After 20 years as a fashion editor and most recently ten years as fashion director at Condé Nast Publishing House's Myself magazine, the Munich-based fashion editor noticed more and more often how clothes were bought casually, carelessly placed in wardrobes (and dumped) - a fact that increasingly irritated the studied designer. "I think it would be great if people would deal more with fashion, with what really suits you, but also with the origin of an item (and its actual price). "This feels much better in the end than blind consumption." In 2017 she decided to finally go one step further and founded the wearness with like-minded partners. An online platform for sustainable, fair, and high-quality fashion and beauty.

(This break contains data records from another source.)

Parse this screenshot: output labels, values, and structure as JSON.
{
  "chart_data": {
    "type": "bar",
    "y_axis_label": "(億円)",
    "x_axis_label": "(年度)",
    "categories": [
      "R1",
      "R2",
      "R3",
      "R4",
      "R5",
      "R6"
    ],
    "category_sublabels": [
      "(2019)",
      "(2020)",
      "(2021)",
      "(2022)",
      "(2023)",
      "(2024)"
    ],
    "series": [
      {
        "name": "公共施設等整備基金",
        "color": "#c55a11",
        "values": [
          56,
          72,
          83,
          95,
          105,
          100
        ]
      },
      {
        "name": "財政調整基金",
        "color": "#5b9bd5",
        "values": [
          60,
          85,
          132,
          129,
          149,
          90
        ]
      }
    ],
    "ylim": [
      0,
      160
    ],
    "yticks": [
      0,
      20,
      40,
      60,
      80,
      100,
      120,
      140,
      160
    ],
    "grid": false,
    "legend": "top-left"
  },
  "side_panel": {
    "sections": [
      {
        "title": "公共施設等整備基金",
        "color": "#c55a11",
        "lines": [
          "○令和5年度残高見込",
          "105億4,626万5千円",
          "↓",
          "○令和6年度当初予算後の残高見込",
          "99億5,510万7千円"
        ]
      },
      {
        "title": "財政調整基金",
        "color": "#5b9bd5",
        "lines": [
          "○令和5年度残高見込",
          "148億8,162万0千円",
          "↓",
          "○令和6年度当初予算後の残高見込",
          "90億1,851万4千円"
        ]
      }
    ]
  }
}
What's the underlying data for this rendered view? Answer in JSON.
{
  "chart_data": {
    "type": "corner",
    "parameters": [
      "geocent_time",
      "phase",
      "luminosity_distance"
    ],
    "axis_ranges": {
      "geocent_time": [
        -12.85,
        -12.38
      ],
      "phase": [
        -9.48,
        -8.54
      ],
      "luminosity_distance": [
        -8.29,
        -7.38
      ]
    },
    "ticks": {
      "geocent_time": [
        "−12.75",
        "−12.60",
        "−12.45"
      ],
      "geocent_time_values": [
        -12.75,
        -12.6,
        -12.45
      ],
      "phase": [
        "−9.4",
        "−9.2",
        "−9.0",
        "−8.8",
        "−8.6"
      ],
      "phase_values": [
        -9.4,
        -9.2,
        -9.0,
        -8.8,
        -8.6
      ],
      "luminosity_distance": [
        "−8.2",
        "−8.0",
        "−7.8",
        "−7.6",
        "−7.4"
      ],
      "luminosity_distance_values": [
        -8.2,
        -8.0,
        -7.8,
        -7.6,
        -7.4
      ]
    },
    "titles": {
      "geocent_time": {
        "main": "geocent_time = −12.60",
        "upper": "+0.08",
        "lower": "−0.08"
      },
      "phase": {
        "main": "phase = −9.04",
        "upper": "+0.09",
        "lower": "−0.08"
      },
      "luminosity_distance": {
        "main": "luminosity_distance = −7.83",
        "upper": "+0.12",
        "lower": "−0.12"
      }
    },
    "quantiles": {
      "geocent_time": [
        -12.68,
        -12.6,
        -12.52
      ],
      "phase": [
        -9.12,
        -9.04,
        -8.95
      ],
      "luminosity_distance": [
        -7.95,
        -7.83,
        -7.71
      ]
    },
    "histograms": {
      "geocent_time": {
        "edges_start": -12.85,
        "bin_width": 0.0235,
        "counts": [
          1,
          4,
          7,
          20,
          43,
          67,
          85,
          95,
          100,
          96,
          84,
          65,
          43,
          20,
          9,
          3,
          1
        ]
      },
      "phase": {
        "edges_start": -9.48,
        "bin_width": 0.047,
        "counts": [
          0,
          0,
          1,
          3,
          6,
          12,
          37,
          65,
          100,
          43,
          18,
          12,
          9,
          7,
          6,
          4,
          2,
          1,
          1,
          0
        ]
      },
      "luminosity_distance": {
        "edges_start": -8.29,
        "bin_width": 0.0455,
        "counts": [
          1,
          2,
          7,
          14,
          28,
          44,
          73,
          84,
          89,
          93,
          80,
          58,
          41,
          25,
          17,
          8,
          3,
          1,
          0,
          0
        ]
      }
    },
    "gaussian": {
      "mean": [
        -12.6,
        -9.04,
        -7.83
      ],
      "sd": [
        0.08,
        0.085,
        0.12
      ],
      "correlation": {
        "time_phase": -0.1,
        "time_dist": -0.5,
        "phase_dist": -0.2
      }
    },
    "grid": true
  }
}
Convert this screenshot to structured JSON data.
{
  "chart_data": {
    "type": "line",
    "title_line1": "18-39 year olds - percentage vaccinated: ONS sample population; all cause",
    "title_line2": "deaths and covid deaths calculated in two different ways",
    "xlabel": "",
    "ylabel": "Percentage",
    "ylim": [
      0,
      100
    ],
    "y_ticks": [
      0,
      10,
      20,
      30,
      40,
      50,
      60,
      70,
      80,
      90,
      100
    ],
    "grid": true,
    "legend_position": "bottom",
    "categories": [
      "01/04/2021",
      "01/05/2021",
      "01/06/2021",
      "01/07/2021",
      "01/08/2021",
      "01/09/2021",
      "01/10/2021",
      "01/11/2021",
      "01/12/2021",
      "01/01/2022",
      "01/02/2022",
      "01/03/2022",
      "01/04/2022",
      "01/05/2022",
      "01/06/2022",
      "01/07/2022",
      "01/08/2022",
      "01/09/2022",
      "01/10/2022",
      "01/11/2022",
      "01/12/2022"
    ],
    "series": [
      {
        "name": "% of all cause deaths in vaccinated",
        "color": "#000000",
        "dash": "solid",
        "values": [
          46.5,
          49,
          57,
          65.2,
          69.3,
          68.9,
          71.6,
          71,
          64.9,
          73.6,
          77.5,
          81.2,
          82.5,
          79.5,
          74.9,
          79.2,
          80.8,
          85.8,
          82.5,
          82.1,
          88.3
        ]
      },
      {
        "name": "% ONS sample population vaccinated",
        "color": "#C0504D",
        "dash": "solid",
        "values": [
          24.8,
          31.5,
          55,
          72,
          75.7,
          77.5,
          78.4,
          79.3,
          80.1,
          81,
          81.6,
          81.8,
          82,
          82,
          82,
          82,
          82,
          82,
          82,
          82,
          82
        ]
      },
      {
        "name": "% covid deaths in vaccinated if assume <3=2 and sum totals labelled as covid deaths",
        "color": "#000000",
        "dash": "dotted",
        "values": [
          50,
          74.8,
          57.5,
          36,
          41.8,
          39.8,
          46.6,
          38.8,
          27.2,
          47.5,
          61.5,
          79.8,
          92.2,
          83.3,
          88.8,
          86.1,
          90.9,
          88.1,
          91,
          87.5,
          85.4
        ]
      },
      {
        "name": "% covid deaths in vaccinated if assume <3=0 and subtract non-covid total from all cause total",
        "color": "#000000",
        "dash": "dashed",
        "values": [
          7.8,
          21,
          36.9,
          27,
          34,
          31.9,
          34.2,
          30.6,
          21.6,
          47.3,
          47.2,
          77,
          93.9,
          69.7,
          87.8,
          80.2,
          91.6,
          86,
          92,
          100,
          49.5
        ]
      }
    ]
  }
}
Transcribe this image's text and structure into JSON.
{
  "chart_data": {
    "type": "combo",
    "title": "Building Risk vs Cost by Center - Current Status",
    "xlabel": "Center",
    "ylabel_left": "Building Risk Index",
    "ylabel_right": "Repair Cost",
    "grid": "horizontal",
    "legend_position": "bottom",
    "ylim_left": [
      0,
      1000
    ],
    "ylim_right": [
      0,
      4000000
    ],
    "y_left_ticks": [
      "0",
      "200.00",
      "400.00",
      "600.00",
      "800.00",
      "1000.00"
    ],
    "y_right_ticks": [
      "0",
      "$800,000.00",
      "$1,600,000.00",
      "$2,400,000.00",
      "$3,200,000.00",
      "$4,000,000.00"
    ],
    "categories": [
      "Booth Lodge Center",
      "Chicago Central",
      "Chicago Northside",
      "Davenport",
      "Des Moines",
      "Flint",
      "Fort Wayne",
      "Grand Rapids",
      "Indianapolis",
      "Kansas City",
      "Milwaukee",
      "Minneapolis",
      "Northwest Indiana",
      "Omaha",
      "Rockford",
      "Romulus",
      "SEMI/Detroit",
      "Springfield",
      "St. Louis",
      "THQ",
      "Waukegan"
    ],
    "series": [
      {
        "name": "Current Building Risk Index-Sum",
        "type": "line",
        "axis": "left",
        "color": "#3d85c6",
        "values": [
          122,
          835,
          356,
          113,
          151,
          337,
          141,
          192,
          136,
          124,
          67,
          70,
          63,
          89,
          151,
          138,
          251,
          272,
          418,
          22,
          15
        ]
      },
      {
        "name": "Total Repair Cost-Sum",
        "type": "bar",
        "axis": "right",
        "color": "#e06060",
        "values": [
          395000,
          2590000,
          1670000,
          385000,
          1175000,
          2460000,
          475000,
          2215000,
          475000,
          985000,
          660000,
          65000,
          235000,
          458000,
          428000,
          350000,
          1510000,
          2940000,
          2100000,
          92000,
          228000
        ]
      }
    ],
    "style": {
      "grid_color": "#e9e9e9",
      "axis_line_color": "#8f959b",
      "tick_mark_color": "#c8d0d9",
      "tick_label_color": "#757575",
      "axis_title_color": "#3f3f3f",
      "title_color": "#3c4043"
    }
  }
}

"Not all that glitters is gold." In 2007, Guya Merkle could not have imagined that this wisdom would become her motto. After the sudden death of her father, the German with Italian-Belgian roots became the managing director and creative director of Vieri, a high-end jewelry company founded by her grandfather in 1939. For Guya Merkle it was clear that she would work in the social sector, but her destiny had other plans in store for her. She studied at the Gemological Institute of America to learn everything about manufacturing and the jewelry business. But until the end, she was concerned with the decisive question under which conditions gold is actually mined. A trip to Peru brought clarity: In so-called small-scale mines, miners and children worked under catastrophic conditions. They mined the gold by hand, inhaled toxic mercury and were permanently in acutely collapsing mines. For Guya Merkle it was clear that she would not continue working like this with Vieri. She stopped supplying other companies and decided to use only fairly mined, ethical gold for her collections. To make "happy mining" a standard, the entrepreneur also founded the Earthbeat Foundation - a foundation that works for better working conditions and decent wages for gold miners. Guya Merkle firmly believes in the wearness principle that luxury and sustainability must go hand in hand. She lives and works in Berlin.
Sometimes a conversation between colleagues changes the view of things - and in the end perhaps even the world. After 14 years with the fashion magazine InStyle, where she worked as fashion director for the last nine years, she felt the need to change direction for the first time. She left the magazine to work as Editorial Director for the luxury platform STYLEBOP.com. Even if the job was great fun and challenged her, she realized that it was still only about bringing great fashion to the women. Without any thoughts about: Isn't it too much? Like many other people in the industry, the fashion journalist admits that she did not think about sustainability for a long time. It was very abstract for her at the time. It wasn't until Julia Zirpel told her about her idea for the wearness at a dinner that she began to fundamentally question the production methods of fashion. "The more I looked into the subject, the more I became fascinated by it. I didn't realize how many cool and fantastic labels out there were doing it right." Jennifer Dixon is now convinced that a responsible approach to fashion would be a viable approach for producers and customers if only everyone were to participate. And most importantly: "We must finally show how noble but also sophisticated luxurious fair fashion can be." Their goal: to change the high fashion industry without diminishing their standards of aesthetics, elegance, and style. Jennifer Dixon lives and works alternately in Munich and Denmark.